Alors même qu’il s’agissait d’un élément central du procès de l’Erika, on peut s’étonner que les réflexions sur la clarification de la chaîne des responsabilités et des interventions en cas de dommage n’aient pas été entamées, et élargies à l’ensemble des installations touchant aux hydrocarbures, dont on connaît pourtant depuis longtemps les dégâts qu’ils peuvent causer à notre patrimoine naturel.
Autre élément qui renvoie aux propos que j’ai pu tenir à l’occasion du procès de l’Erika : la nécessité de réaliser des bilans réguliers de situation de nos milieux naturels, afin de pouvoir faire reconnaître, le cas échéant, la réalité des préjudices écologiques subis par nos territoires et nos populations, et ainsi de pouvoir prétendre à une indemnisation à sa juste valeur.

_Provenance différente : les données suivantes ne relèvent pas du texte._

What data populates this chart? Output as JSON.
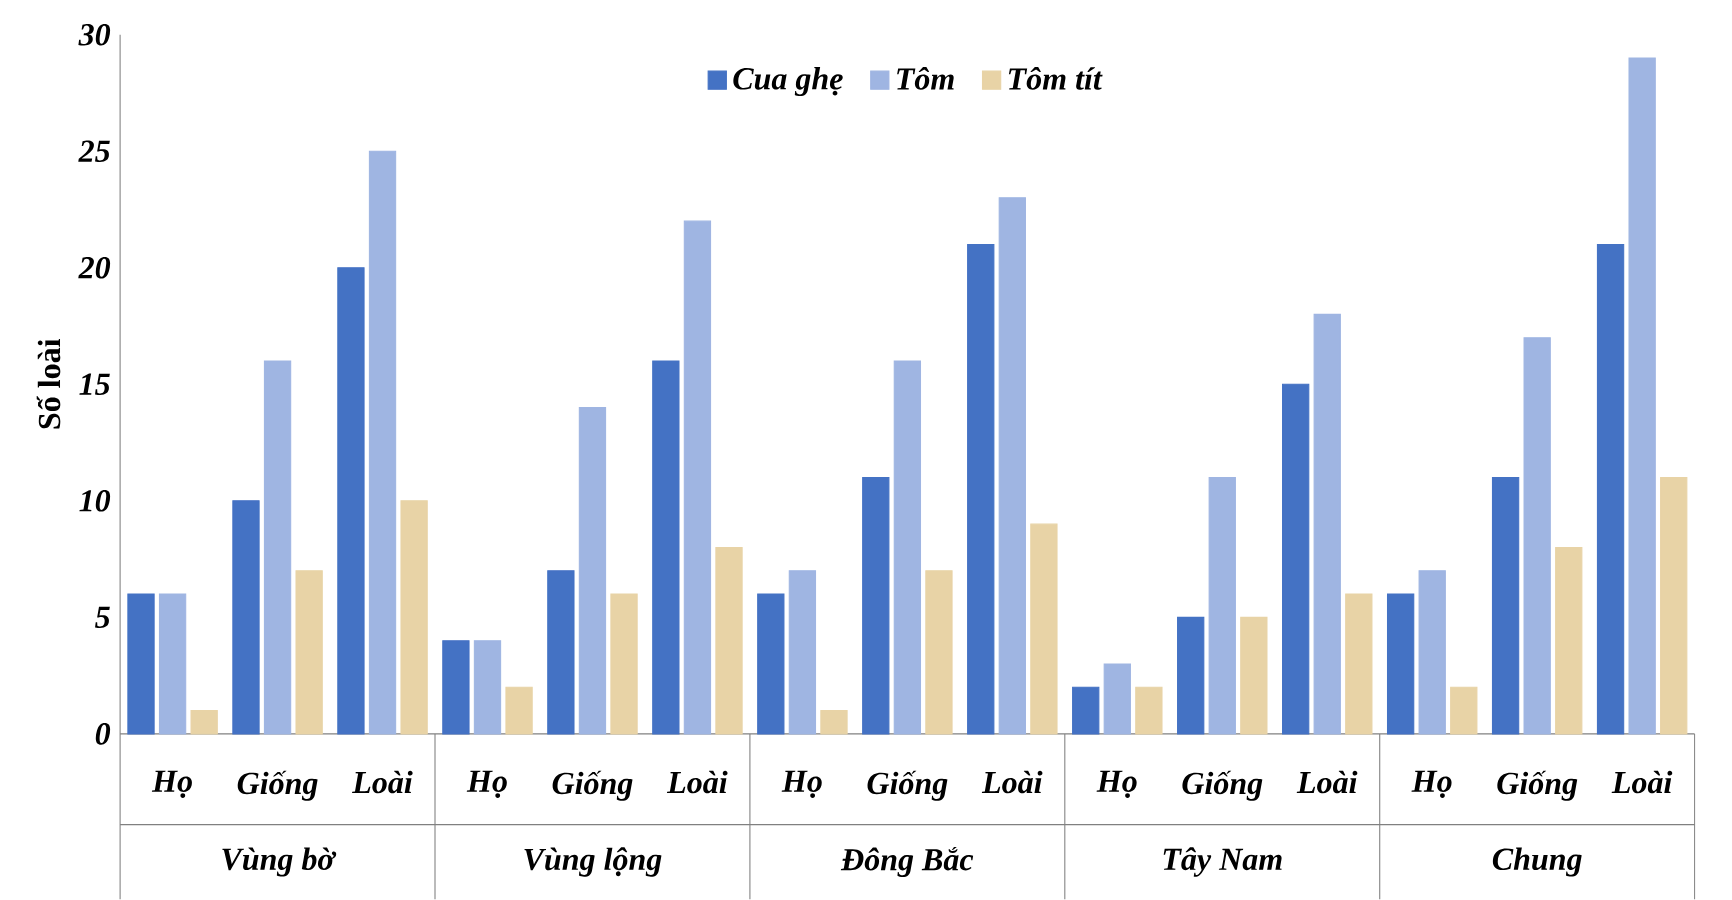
{
  "chart_data": {
    "type": "bar",
    "ylabel": "Số loài",
    "categories": [
      "Họ",
      "Giống",
      "Loài",
      "Họ",
      "Giống",
      "Loài",
      "Họ",
      "Giống",
      "Loài",
      "Họ",
      "Giống",
      "Loài",
      "Họ",
      "Giống",
      "Loài"
    ],
    "series": [
      {
        "name": "Cua ghẹ",
        "color": "#4472c4",
        "values": [
          6,
          10,
          20,
          4,
          7,
          16,
          6,
          11,
          21,
          2,
          5,
          15,
          6,
          11,
          21
        ]
      },
      {
        "name": "Tôm",
        "color": "#9fb5e2",
        "values": [
          6,
          16,
          25,
          4,
          14,
          22,
          7,
          16,
          23,
          3,
          11,
          18,
          7,
          17,
          29
        ]
      },
      {
        "name": "Tôm tít",
        "color": "#e8d3a6",
        "values": [
          1,
          7,
          10,
          2,
          6,
          8,
          1,
          7,
          9,
          2,
          5,
          6,
          2,
          8,
          11
        ]
      }
    ],
    "annotations": [
      "Vùng bờ",
      "Vùng lộng",
      "Đông Bắc",
      "Tây Nam",
      "Chung"
    ],
    "ylim": [
      0,
      30
    ],
    "yticks": [
      0,
      5,
      10,
      15,
      20,
      25,
      30
    ],
    "grid": false,
    "legend": "top"
  }
}
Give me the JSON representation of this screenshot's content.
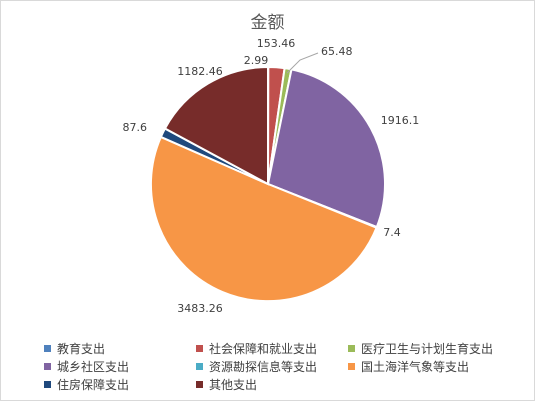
{
  "chart_data": {
    "type": "pie",
    "title": "金额",
    "categories": [
      "教育支出",
      "社会保障和就业支出",
      "医疗卫生与计划生育支出",
      "城乡社区支出",
      "资源勘探信息等支出",
      "国土海洋气象等支出",
      "住房保障支出",
      "其他支出"
    ],
    "values": [
      2.99,
      153.46,
      65.48,
      1916.1,
      7.4,
      3483.26,
      87.6,
      1182.46
    ],
    "data_labels": [
      "2.99",
      "153.46",
      "65.48",
      "1916.1",
      "7.4",
      "3483.26",
      "87.6",
      "1182.46"
    ],
    "colors": [
      "#4f81bd",
      "#c0504d",
      "#9bbb59",
      "#8064a2",
      "#4bacc6",
      "#f79646",
      "#1f497d",
      "#772c2a"
    ],
    "legend_position": "bottom"
  }
}
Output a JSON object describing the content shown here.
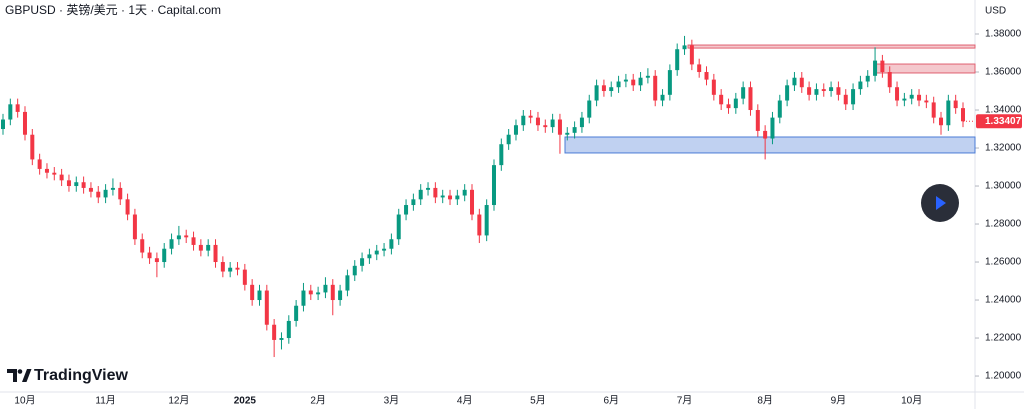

C’est le sens de la démarche que nous lançons avec les collectivités locales avec lesquelles nous avons porté notre stratégie juridique innovante dans le procès Erika.
C’est également le sens de l’outil « réserves naturelles régionales » mis en œuvre par la Commission Environnement du Conseil Régional, sous la responsabilité de Jean-Pierre Le Scornet : le diagnostic écologique (validé par un comité consultatif composé de scientifiques) réalisé dans le cadre de la labellisation d’un territoire en réserve naturelle régionale doit ainsi permettre de disposer de cet « état zéro » et de connaître de manière préciser la qualité de notre patrimoine naturel.
Jean-Pierre a d’ailleurs rencontré aujourd’hui les associations environnementales mobilisées depuis le début de cette crise, afin de faire le point, avec elles, sur l’état de la situation, et d’étudier les modalités d’une éventuelle intervention régionale.
A plus long terme, et une fois que nous serons collectivement sortis de la gestion de la crise, le Conseil Régional poursuivra son projet de labellisation de l’estuaire de la Loire en réserve naturelle régionale, sur une zone de 3 000 hectares. Sans nier ni la réalité ni la nécessité  - bien au contraire - des activités humaines de développement économique sur le secteur de l’estuaire, il s’agit également de reconnaître la qualité particulière du patrimoine naturel présent sur ce site, qui nécessite un degré de protection spécifique.